Human review and escalation rules
- Escalate to human reviewers for uncertain or high-risk cases.
- All escalations must be auditable with a reviewer comment.

Failure handling and rollback rules
- On failure, revert to the previous policy version and reprocess with a safe default.
- Notify the orchestrator and preserve incident logs.

Things Agents must not do
- Do not bypass policy or remove safeguards.
- Do not modify production data without approval.
- Do not ignore escalation rules or context drift.

Recommended Agent Operating Model

Roles and responsibilities are defined to support clear decision boundaries and robust escalation paths. The planner designs policy and orchestrates handoffs; the implementer translates policy into actions; the reviewer validates outputs; the researcher and domain specialist provide source verification and policy alignment; the orchestrator ensures end-to-end flow with proper memory and memory hygiene; escalation to humans remains a core guardrail.

Recommended Project Structure

content_moderation_system/
  agents/
    planner/
    implementer/
    reviewer/
    researcher/
    domain_specialist/
  policies/
  data/
    input/
    memory/
    sources/
  orchestrator/
  tests/
  deployment/
  docs/

Core Operating Principles

  • Operate with explicit policy rules and auditable decisions.
  • Keep memory scoped, versioned, and auditable.
  • Enforce tool governance and least-privilege access.
  • Require human review for high risk or uncertain cases.
  • Maintain clear escalation paths and rollback options.
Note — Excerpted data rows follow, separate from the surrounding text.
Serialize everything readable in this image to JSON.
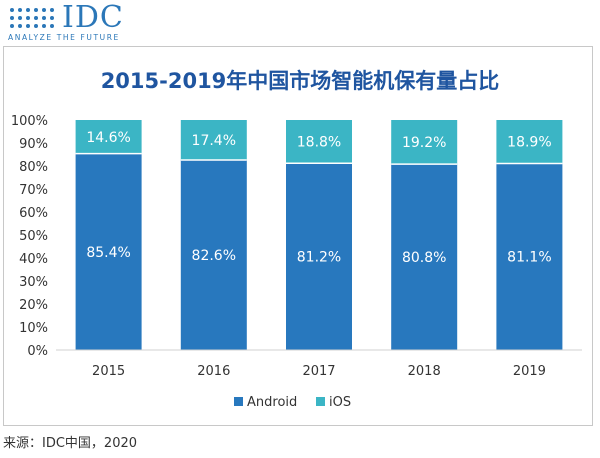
{
  "logo": {
    "wordmark": "IDC",
    "tagline": "ANALYZE THE FUTURE",
    "color": "#2b77b8"
  },
  "chart_data": {
    "type": "bar",
    "stacked": true,
    "title": "2015-2019年中国市场智能机保有量占比",
    "categories": [
      "2015",
      "2016",
      "2017",
      "2018",
      "2019"
    ],
    "series": [
      {
        "name": "Android",
        "color": "#2878be",
        "values": [
          85.4,
          82.6,
          81.2,
          80.8,
          81.1
        ],
        "labels": [
          "85.4%",
          "82.6%",
          "81.2%",
          "80.8%",
          "81.1%"
        ]
      },
      {
        "name": "iOS",
        "color": "#3bb5c5",
        "values": [
          14.6,
          17.4,
          18.8,
          19.2,
          18.9
        ],
        "labels": [
          "14.6%",
          "17.4%",
          "18.8%",
          "19.2%",
          "18.9%"
        ]
      }
    ],
    "ylim": [
      0,
      100
    ],
    "y_ticks": [
      "0%",
      "10%",
      "20%",
      "30%",
      "40%",
      "50%",
      "60%",
      "70%",
      "80%",
      "90%",
      "100%"
    ],
    "xlabel": "",
    "ylabel": "",
    "grid": false,
    "legend_position": "bottom"
  },
  "source": "来源：IDC中国，2020"
}
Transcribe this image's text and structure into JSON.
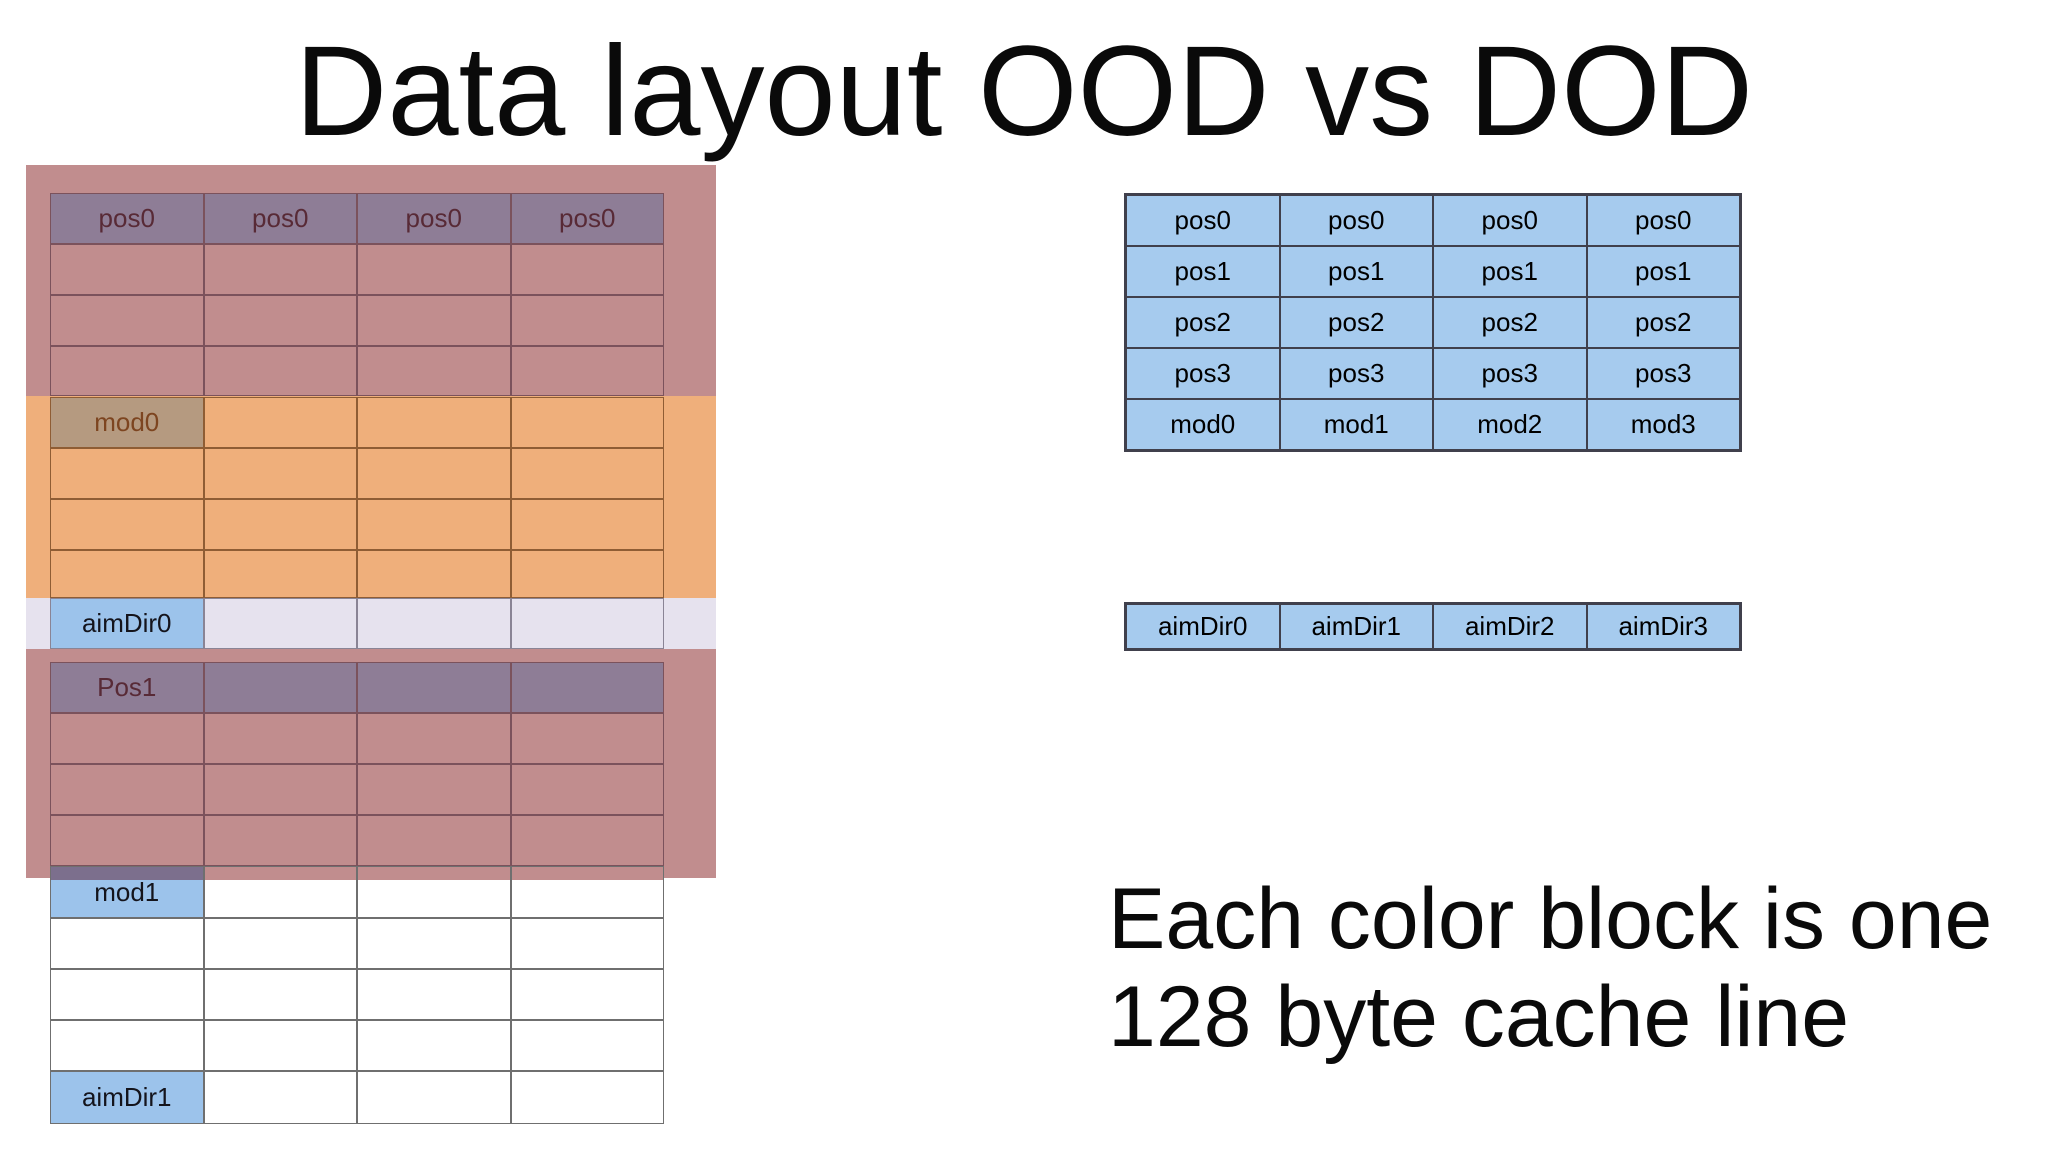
{
  "title": "Data layout OOD vs DOD",
  "caption": {
    "line1": "Each color block is one",
    "line2": "128 byte cache line"
  },
  "ood_diagram": {
    "rows": [
      [
        "pos0",
        "pos0",
        "pos0",
        "pos0"
      ],
      [
        "",
        "",
        "",
        ""
      ],
      [
        "",
        "",
        "",
        ""
      ],
      [
        "",
        "",
        "",
        ""
      ],
      [
        "mod0",
        "",
        "",
        ""
      ],
      [
        "",
        "",
        "",
        ""
      ],
      [
        "",
        "",
        "",
        ""
      ],
      [
        "",
        "",
        "",
        ""
      ],
      [
        "aimDir0",
        "",
        "",
        ""
      ],
      [
        "Pos1",
        "",
        "",
        ""
      ],
      [
        "",
        "",
        "",
        ""
      ],
      [
        "",
        "",
        "",
        ""
      ],
      [
        "",
        "",
        "",
        ""
      ],
      [
        "mod1",
        "",
        "",
        ""
      ],
      [
        "",
        "",
        "",
        ""
      ],
      [
        "",
        "",
        "",
        ""
      ],
      [
        "",
        "",
        "",
        ""
      ],
      [
        "aimDir1",
        "",
        "",
        ""
      ]
    ]
  },
  "dod_diagram": {
    "rows": [
      [
        "pos0",
        "pos0",
        "pos0",
        "pos0"
      ],
      [
        "pos1",
        "pos1",
        "pos1",
        "pos1"
      ],
      [
        "pos2",
        "pos2",
        "pos2",
        "pos2"
      ],
      [
        "pos3",
        "pos3",
        "pos3",
        "pos3"
      ],
      [
        "mod0",
        "mod1",
        "mod2",
        "mod3"
      ]
    ],
    "aimdir_row": [
      "aimDir0",
      "aimDir1",
      "aimDir2",
      "aimDir3"
    ]
  },
  "colors": {
    "cache_line_red": "#c18d8e",
    "cache_line_orange": "#efaf7b",
    "cache_line_lavender": "#e6e2ee",
    "pos_header_purple": "#8e7d96",
    "cell_blue_left": "#9cc3eb",
    "cell_blue_right": "#a6cbee",
    "text_dark_red": "#582a36",
    "text_dark_brown": "#7d4520"
  }
}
Agent Handoff and Collaboration Rules

Planning agents handoff to implementers when policy is drafted; implementers handoff to reviewers for validation; researchers verify sources; domain specialists align to guidelines; orchestrator coordinates all handoffs and maintains logs.

Tool Governance and Permission Rules

All tool calls are gated by roles. Secrets must be retrieved from a secure vault. Production actions require approved change management and audit logs. External services require approvals and rate limits.

Code Construction Rules

Code must be modular, immutable, and tested. Avoid global state, ensure idempotence, and document inputs and outputs for each agent. Use explicit contracts and versioned policies. Do not bypass safety checks or skip validation.

Security and Production Rules

Protect content and user data, enforce strong access controls, monitor for anomalies, and ensure safe rollbacks and incident response. Production systems require zero-downtime deploys and auditable change logs.

Testing Checklist

  • Unit tests for each agent behavior
  • Integration tests for end-to-end moderation flow
  • Security and data flow tests
  • Canary and rollback tests

Common Mistakes to Avoid

  • Assuming AI outputs are always correct without human review
  • Overlapping responsibilities among agents
  • Unbounded memory growth or drift in policy alignment

Related implementation resources: AI Use Case for Content Marketers Using Wordpress To Auto-Translate Blog Posts Into Multiple Languages and AI Use Case for Sales Pipeline Reviews and Deal Risk Scoring.

FAQ

How do I start using this AGENTS.md Template for Content Moderation?

Clone the AGENTS.md Template and tailor the policy, memory, and handoff rules to your moderation domain. Use it as project level operating context for single-agent and multi-agent workflows.

What is the recommended agent roster for content moderation?

A policy writer or planner, an ingest or data agent, a moderation decision agent, a reviewer, a researcher, and a domain specialist.

How should agent handoffs be orchestrated?

Handoffs occur at decision boundaries from planner to implementer, implementer to reviewer, reviewer to domain specialist, and finally to production or human review as required.

How are memory and source-of-truth managed?

Memory stores are versioned and scoped to moderation events and policy updates. Source-of-truth includes policy docs, moderation queue, and audit logs.

How do you validate moderation outputs and handle escalations?

Outputs are validated against policy constraints with a confidence score. Escalations to human reviewers include auditable logs and a rollback path.